À Soufanieh, on vit une familiarité avec Dieu, je
dirais tangible. Mais, pour tout changement d'ordre
spirituel, on se rend compte de notre impuissance
radicale. Dieu seul peut opérer le changement
spirituel, même le moindre. On a beau faire soi-même
des efforts. Ce n'est pas que je veuille dire que
l'homme est absolument impuissant, que Dieu seul fait
tout. Mais effectivement, plus je m'observe, plus
j'observe les gens qui prient à Soufanieh et qui ont
changé à partir de Soufanieh, plus je me rends compte
de la profondeur de la parole de Jésus qui me choquait
quand j'étais au grand séminaire et qui m'a répugné
pendant des années: «Sans moi, vous ne pouvez rien
faire!» (Jn 15, 5). Eh bien, à Soufanieh, j'ai touché
du doigt la vérité, la vérité profonde, si humaine et
divine à la fois, de cette parole: «Sans moi, vous ne
pouvez rien faire!»
Il y a des jours où, faut-il le cacher, je me sens
vraiment désespéré. Le Seigneur est capable de nous
changer. Seigneur, pourquoi ne me changes-tu pas? Et
c'est là que je comprends ce que dit saint Paul,
lorsqu'il écrit: «En Lui, en Celui qui me fortifie, je
peux tout» (Ph 4, 13). Ces deux phrases se font pendant
l'une à l'autre: «Sans moi, vous ne pouvez rien faire!»
«Je peux tout en Celui qui me fortifie!» Le tout est de
Lui dire: «Seigneur, entre, envahis-moi!»

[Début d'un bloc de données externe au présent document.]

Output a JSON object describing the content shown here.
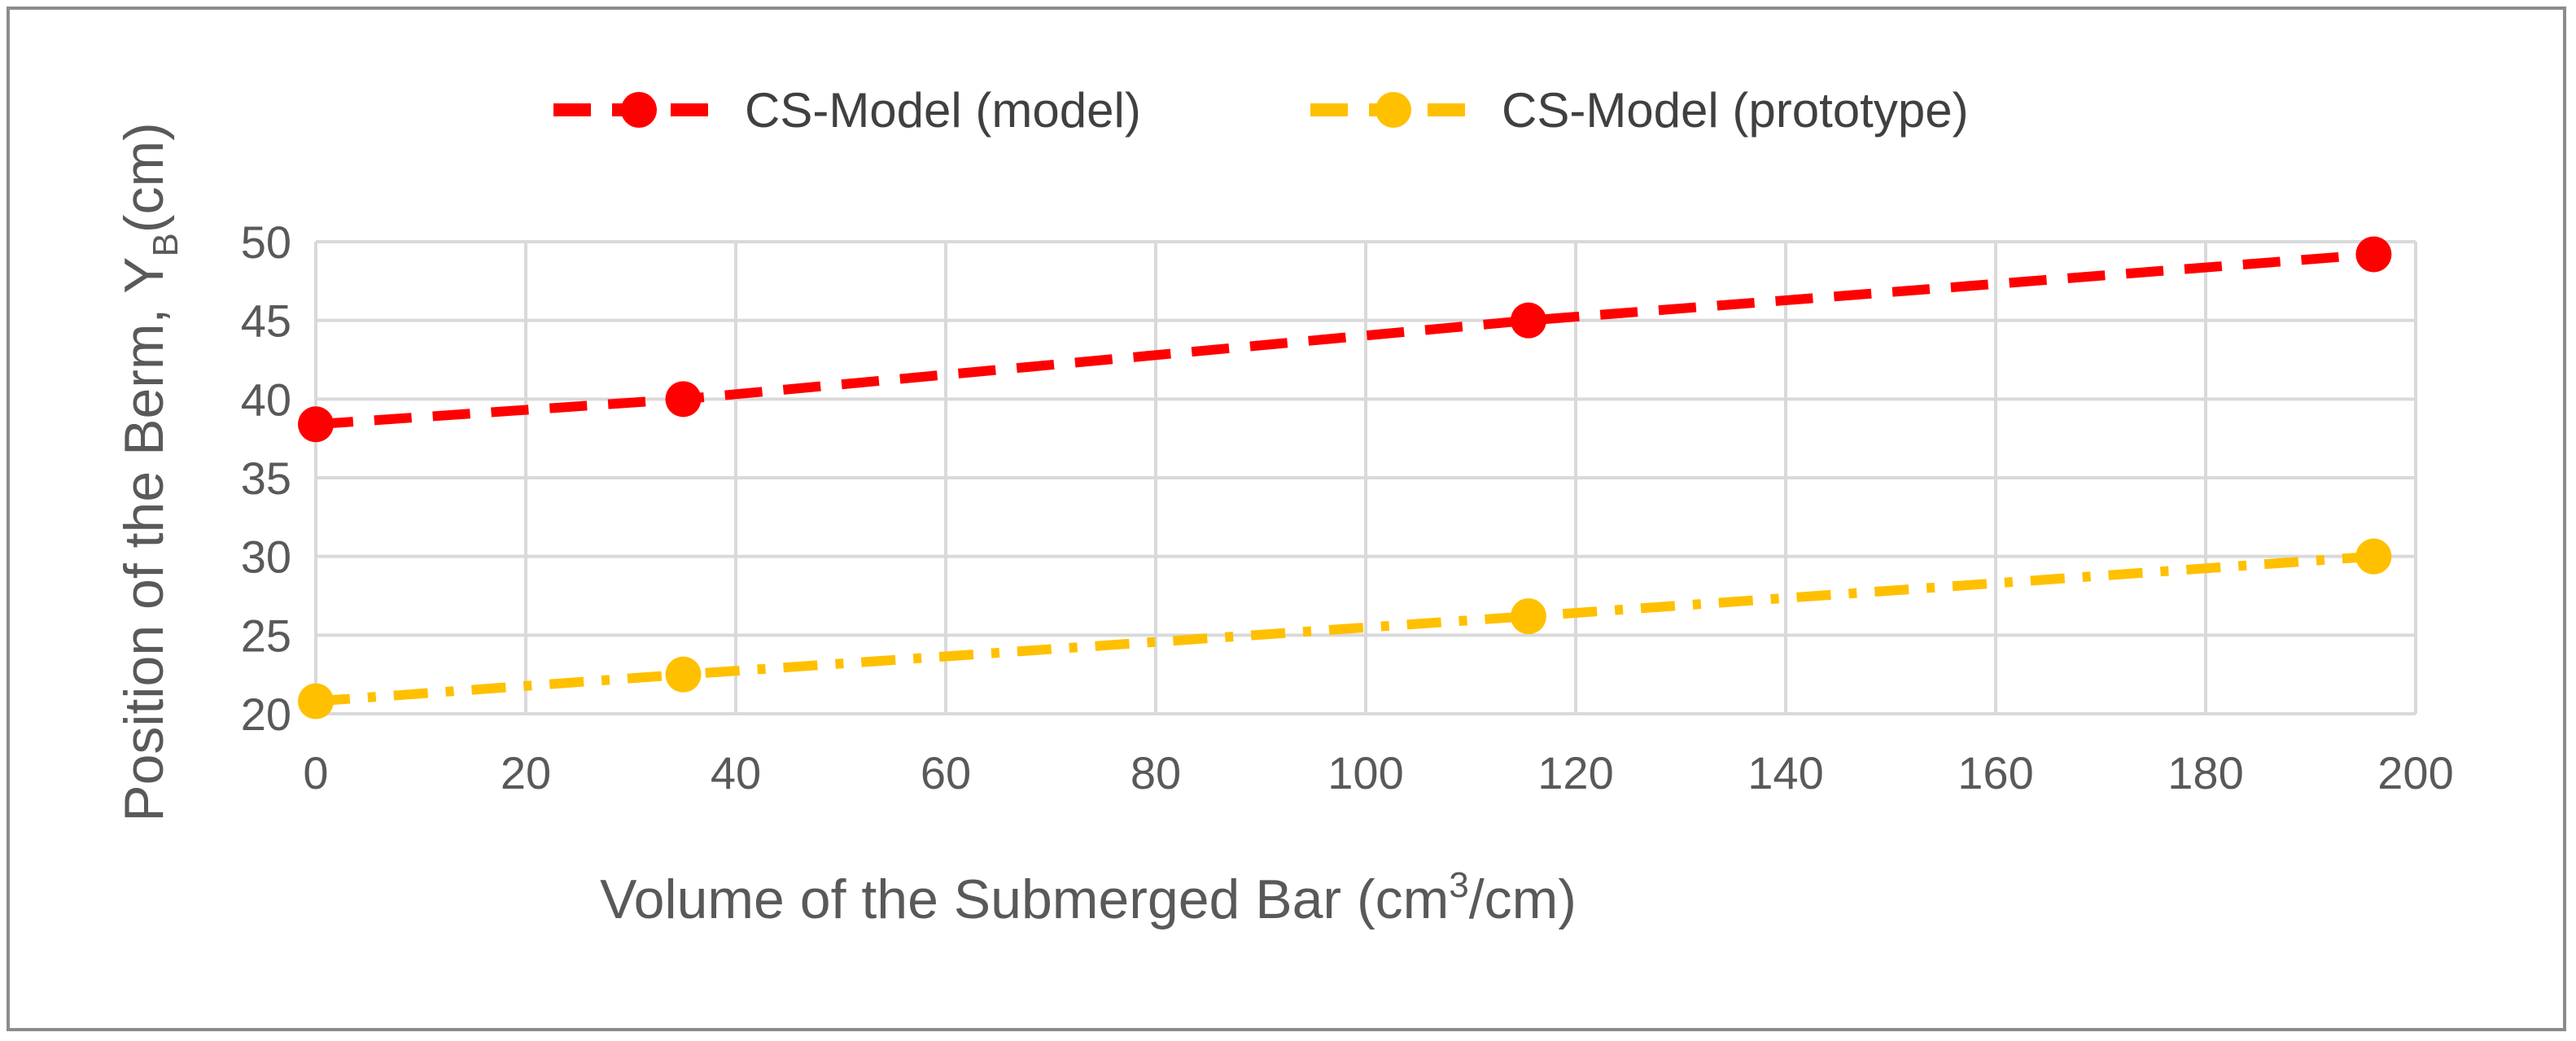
{
  "chart_data": {
    "type": "line",
    "title": "",
    "xlabel": "Volume of the Submerged Bar (cm³/cm)",
    "ylabel": "Position of the Berm, Y_B(cm)",
    "ylabel_main": "Position of the Berm, Y",
    "ylabel_sub": "B",
    "ylabel_tail": "(cm)",
    "xlabel_main": "Volume of the Submerged Bar (cm",
    "xlabel_sup": "3",
    "xlabel_tail": "/cm)",
    "xlim": [
      0,
      200
    ],
    "ylim": [
      20,
      50
    ],
    "xticks": [
      0,
      20,
      40,
      60,
      80,
      100,
      120,
      140,
      160,
      180,
      200
    ],
    "yticks": [
      20,
      25,
      30,
      35,
      40,
      45,
      50
    ],
    "grid": true,
    "legend_position": "top-center",
    "series": [
      {
        "name": "CS-Model (model)",
        "color": "#ff0000",
        "line_style": "dashed",
        "x": [
          0,
          35,
          115.5,
          196
        ],
        "y": [
          38.4,
          40.0,
          45.0,
          49.2
        ]
      },
      {
        "name": "CS-Model (prototype)",
        "color": "#ffc000",
        "line_style": "dash-dot",
        "x": [
          0,
          35,
          115.5,
          196
        ],
        "y": [
          20.8,
          22.5,
          26.2,
          30.0
        ]
      }
    ]
  }
}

Mais il y a tant d'obstacles et tant d'opacité en nous, vous voyez. Et, finalement, entre les deux mon coeur balance. On voudrait tellement pouvoir Lui dire: «Mais, prends-moi, défais-moi et refais-moi!» Malheureusement, il y a tant de conditionnements en nous qui font que ce qu'on Lui affirme en paroles, on le reprend effectivement dans la réalité concrète.